Second, the gap between simulation and experiment is a market opportunity. The leading models of relaxor ferroelectrics were good enough to guide research but not accurate enough to replace physical testing. The MIT team's data provides a benchmark against which simulations can be validated, narrowing the gap. In any field where simulation and experiment diverge, there is value in closing the gap—through better measurement, better modeling, or both.

Third, decades-old mysteries are often hiding in plain sight. Relaxor ferroelectrics have been in commercial use since the 1980s. Ultrasound machines, sonar systems, and precision actuators have been built and sold for generations. And yet, until April 2026, no one had ever seen the atomic structure that gives those devices their capabilities. The most valuable scientific and commercial discoveries are often not new materials, but new understanding of materials we already use.

The Road Ahead

The MIT team's work is not the end of the story. It is a foundation. With the 3D atomic structure now known, materials scientists can begin the systematic work of engineering relaxor ferroelectrics for specific applications—tuning the size and distribution of polar nanoregions, optimizing the chemical composition, controlling the processing conditions to achieve desired performance. The models will improve. The design tools will become more powerful. The materials will get better.

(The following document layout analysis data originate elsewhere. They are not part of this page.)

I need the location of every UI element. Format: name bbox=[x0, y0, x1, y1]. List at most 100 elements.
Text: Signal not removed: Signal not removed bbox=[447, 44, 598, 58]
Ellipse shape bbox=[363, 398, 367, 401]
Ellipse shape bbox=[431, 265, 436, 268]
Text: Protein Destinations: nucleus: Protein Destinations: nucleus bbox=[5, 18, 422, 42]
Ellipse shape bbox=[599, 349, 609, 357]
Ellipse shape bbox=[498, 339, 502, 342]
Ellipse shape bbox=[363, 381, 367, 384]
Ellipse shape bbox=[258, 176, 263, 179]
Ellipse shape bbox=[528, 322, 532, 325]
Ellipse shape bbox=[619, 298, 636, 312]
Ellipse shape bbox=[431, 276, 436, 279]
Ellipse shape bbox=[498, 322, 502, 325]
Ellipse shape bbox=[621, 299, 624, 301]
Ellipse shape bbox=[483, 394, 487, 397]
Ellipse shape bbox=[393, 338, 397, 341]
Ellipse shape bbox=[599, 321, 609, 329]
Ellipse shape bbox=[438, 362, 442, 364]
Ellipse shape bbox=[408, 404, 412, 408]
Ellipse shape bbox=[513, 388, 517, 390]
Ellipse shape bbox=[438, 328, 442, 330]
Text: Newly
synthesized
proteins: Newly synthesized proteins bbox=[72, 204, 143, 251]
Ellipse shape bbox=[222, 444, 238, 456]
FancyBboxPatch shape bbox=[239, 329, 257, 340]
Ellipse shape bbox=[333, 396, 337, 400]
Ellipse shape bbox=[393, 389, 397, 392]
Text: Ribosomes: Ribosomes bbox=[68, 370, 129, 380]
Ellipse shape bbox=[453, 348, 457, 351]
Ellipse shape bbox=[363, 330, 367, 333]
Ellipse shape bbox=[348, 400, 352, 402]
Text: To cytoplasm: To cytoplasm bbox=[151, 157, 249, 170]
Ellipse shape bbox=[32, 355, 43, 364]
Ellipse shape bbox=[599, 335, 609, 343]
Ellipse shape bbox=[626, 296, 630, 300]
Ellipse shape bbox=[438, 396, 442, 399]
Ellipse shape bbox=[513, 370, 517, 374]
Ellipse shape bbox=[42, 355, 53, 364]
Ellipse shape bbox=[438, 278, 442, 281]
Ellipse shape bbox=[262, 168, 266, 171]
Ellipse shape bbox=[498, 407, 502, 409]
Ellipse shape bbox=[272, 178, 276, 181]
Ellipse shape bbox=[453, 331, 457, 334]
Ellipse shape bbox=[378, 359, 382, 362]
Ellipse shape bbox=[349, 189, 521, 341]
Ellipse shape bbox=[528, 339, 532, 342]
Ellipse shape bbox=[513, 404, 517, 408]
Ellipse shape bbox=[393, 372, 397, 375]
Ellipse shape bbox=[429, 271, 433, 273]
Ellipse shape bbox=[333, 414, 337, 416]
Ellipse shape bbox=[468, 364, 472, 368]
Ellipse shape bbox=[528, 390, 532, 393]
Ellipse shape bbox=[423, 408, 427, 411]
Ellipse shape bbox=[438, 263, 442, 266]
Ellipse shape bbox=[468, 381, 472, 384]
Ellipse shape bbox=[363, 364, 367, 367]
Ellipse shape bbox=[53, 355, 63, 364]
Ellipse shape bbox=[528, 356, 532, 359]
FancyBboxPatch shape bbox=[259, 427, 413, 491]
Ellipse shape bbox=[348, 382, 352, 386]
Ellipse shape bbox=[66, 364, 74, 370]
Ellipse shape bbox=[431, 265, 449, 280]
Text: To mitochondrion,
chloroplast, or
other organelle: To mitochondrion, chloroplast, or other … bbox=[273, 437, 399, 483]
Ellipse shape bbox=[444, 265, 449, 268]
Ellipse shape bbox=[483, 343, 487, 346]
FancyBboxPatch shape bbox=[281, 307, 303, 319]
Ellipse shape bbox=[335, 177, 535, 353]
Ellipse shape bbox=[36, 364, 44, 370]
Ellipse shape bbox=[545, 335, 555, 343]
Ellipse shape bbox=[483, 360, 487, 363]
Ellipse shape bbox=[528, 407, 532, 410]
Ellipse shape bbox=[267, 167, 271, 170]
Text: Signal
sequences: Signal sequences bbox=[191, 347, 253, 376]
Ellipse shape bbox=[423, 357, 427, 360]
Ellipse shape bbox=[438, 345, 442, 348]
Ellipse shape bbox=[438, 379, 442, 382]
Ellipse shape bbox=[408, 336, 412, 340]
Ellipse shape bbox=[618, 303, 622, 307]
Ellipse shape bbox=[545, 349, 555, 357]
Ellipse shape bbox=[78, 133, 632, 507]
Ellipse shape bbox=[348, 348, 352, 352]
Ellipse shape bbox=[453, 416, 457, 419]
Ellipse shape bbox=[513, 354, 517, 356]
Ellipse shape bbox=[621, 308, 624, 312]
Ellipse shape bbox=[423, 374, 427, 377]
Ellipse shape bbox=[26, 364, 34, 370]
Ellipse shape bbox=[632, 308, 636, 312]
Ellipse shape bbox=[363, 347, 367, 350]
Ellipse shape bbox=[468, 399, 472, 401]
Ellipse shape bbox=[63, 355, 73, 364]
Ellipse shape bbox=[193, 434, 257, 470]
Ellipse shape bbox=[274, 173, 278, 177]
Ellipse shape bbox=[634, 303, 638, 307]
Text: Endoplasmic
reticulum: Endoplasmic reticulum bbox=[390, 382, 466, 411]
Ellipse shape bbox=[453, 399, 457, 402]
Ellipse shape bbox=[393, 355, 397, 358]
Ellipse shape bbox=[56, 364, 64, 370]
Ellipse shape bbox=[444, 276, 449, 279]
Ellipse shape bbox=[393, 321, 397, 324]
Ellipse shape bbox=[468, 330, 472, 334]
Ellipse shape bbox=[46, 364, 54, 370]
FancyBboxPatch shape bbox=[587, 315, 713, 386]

For the industries that depend on relaxor ferroelectrics—medical imaging, defense, industrial sensing, energy storage—the implications are incremental but cumulative. Better materials enable better devices. Better devices enable better outcomes. The ultrasound machine of 2035 will not look dramatically different from the ultrasound machine of 2025. But the material inside its transducer will be smarter, more efficient, and better understood, because a team at MIT finally saw what had been invisible for four decades.